A febbraio del 1945 (due mesi prima della sua morte) Leda prova a scrivere un diario perché vuole fare conoscere la sua storia smentendo il luogo comune sulla “modestia” delle donne che non avrebbero voluto riconoscimenti.
Uomini hanno deciso che le donne che avevano partecipato alla Resistenza volevano l’anonimato. Le autrici ricordano che in una pubblicazione per “ l’anno internazionale della donna”, nel 1975, la Presidenza del Consiglio dei Ministri scriveva: “Ci siamo astenuti da citare i nomi di queste eroine perché abbiamo ritenuto doveroso rispettare il carattere che le donne italiane hanno voluto dare alla loro generosa ed eroica partecipazione. Le donne italiane della Resistenza vollero infatti partecipare alla lotta per la libertà in modo collettivo e anonimo”.
In realtà le donne non chiesero riconoscimenti perché pensavano che ciò che avevano fatto fosse semplicemente doveroso, anche se alcune non volevano rendere noto ciò che avevano fatto per ragioni di prudenza.
Le condizioni eccezionali scaturite dalla guerra permisero di sorvolare su un comportamento pubblico che non fu considerato possibile mantenere, per donne rispettabili, in un paese ormai pacificato. Sembrò naturale rinchiudere nuovamente le donne in casa ed esse trovarono impossibile tradurre, nella mutata situazione, l’esperienza vissuta.

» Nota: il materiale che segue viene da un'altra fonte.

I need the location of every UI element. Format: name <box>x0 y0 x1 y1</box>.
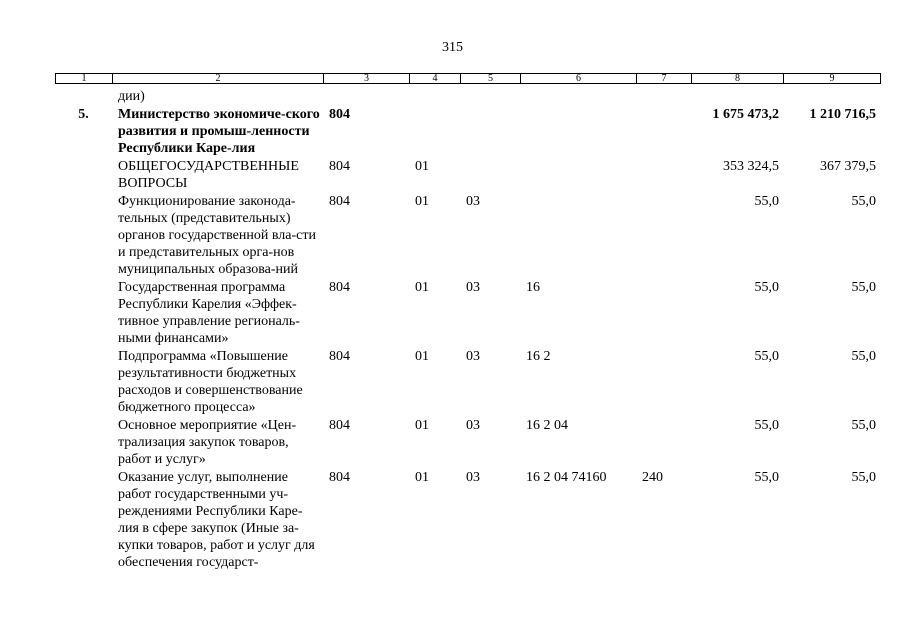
row-name: Подпрограмма «Повышение результативности бюджетных расходов и совершенствование бюджетного процесса» <box>118 349 303 415</box>
amount-year-2: 55,0 <box>851 280 876 295</box>
section-code: 01 <box>415 418 429 433</box>
page-number: 315 <box>442 40 463 55</box>
table-row <box>55 88 880 105</box>
ministry-code: 804 <box>329 107 350 122</box>
ministry-code: 804 <box>329 418 350 433</box>
row-name: Государственная программа Республики Карелия «Эффек-тивное управление региональ-ными финансами» <box>118 280 300 346</box>
target-article: 16 <box>526 280 540 295</box>
section-code: 01 <box>415 470 429 485</box>
ministry-code: 804 <box>329 159 350 174</box>
row-name: дии) <box>118 89 145 104</box>
amount-year-2: 55,0 <box>851 349 876 364</box>
ministry-code: 804 <box>329 194 350 209</box>
target-article: 16 2 <box>526 349 551 364</box>
expense-type: 240 <box>642 470 663 485</box>
amount-year-1: 55,0 <box>754 418 779 433</box>
column-header: 5 <box>461 74 521 84</box>
budget-table-body <box>55 88 880 571</box>
ministry-code: 804 <box>329 349 350 364</box>
ministry-code: 804 <box>329 470 350 485</box>
section-code: 01 <box>415 280 429 295</box>
column-header: 1 <box>56 74 113 84</box>
column-header: 8 <box>692 74 784 84</box>
column-header: 2 <box>113 74 324 84</box>
column-header: 7 <box>637 74 692 84</box>
amount-year-1: 55,0 <box>754 280 779 295</box>
target-article: 16 2 04 <box>526 418 568 433</box>
ministry-code: 804 <box>329 280 350 295</box>
subsection-code: 03 <box>466 280 480 295</box>
amount-year-2: 55,0 <box>851 194 876 209</box>
column-header: 9 <box>784 74 881 84</box>
amount-year-1: 1 675 473,2 <box>712 107 779 122</box>
row-name: Оказание услуг, выполнение работ государственными уч-реждениями Республики Каре-лия в сфере закупок (Иные за-купки товаров, работ и услуг для обеспечения государст- <box>118 470 315 570</box>
column-header: 3 <box>324 74 410 84</box>
section-code: 01 <box>415 159 429 174</box>
row-name: Министерство экономиче-ского развития и промыш-ленности Республики Каре-лия <box>118 107 320 156</box>
amount-year-1: 55,0 <box>754 349 779 364</box>
amount-year-2: 55,0 <box>851 470 876 485</box>
table-row <box>55 193 880 278</box>
amount-year-1: 353 324,5 <box>723 159 779 174</box>
table-row <box>55 106 880 157</box>
subsection-code: 03 <box>466 194 480 209</box>
subsection-code: 03 <box>466 349 480 364</box>
section-code: 01 <box>415 194 429 209</box>
amount-year-2: 367 379,5 <box>820 159 876 174</box>
amount-year-2: 55,0 <box>851 418 876 433</box>
row-name: Функционирование законода-тельных (представительных) органов государственной вла-сти и представительных орга-нов муниципальных образова-ний <box>118 194 316 277</box>
section-code: 01 <box>415 349 429 364</box>
table-row <box>55 279 880 347</box>
amount-year-2: 1 210 716,5 <box>809 107 876 122</box>
column-header: 4 <box>410 74 461 84</box>
amount-year-1: 55,0 <box>754 470 779 485</box>
subsection-code: 03 <box>466 418 480 433</box>
row-name: Основное мероприятие «Цен-трализация закупок товаров, работ и услуг» <box>118 418 297 467</box>
table-row <box>55 158 880 192</box>
table-row <box>55 417 880 468</box>
table-row <box>55 469 880 571</box>
row-name: ОБЩЕГОСУДАРСТВЕННЫЕ ВОПРОСЫ <box>118 159 299 191</box>
column-header: 6 <box>521 74 637 84</box>
amount-year-1: 55,0 <box>754 194 779 209</box>
row-number: 5. <box>78 107 89 122</box>
subsection-code: 03 <box>466 470 480 485</box>
table-row <box>55 348 880 416</box>
target-article: 16 2 04 74160 <box>526 470 607 485</box>
column-header-row <box>55 73 881 84</box>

Le donne, partecipando alla guerra, avevano cominciato a ripensare il mondo e a rifondare valori. Non si sentivano più madri o figlie ma persone. La loro partecipazione ebbe quindi un carattere politico, anche se l’occultamento di questo carattere politico fece sì che le donne della Resistenza fossero rappresentate come figure secondarie di cui, nei documenti e nelle ricorrenze pubbliche, si poteva anche non dirne il nome.
Così tante figure di rilievo sono state a lungo ignorate.
Uomini e donne ebbero comunque un diverso modo di vivere la Resistenza, anche quando le donne combatterono con le armi. La diversa identità sessuale le porta infatti a percepire il mondo in termini di vita e di creazione e non di morte e distruzione.
E questa pratica orientata alla vita spiega la richiesta finale avanzata alla famiglia da Leda: non fare vendette, anche se si conoscevano i nomi dei suoi delatori.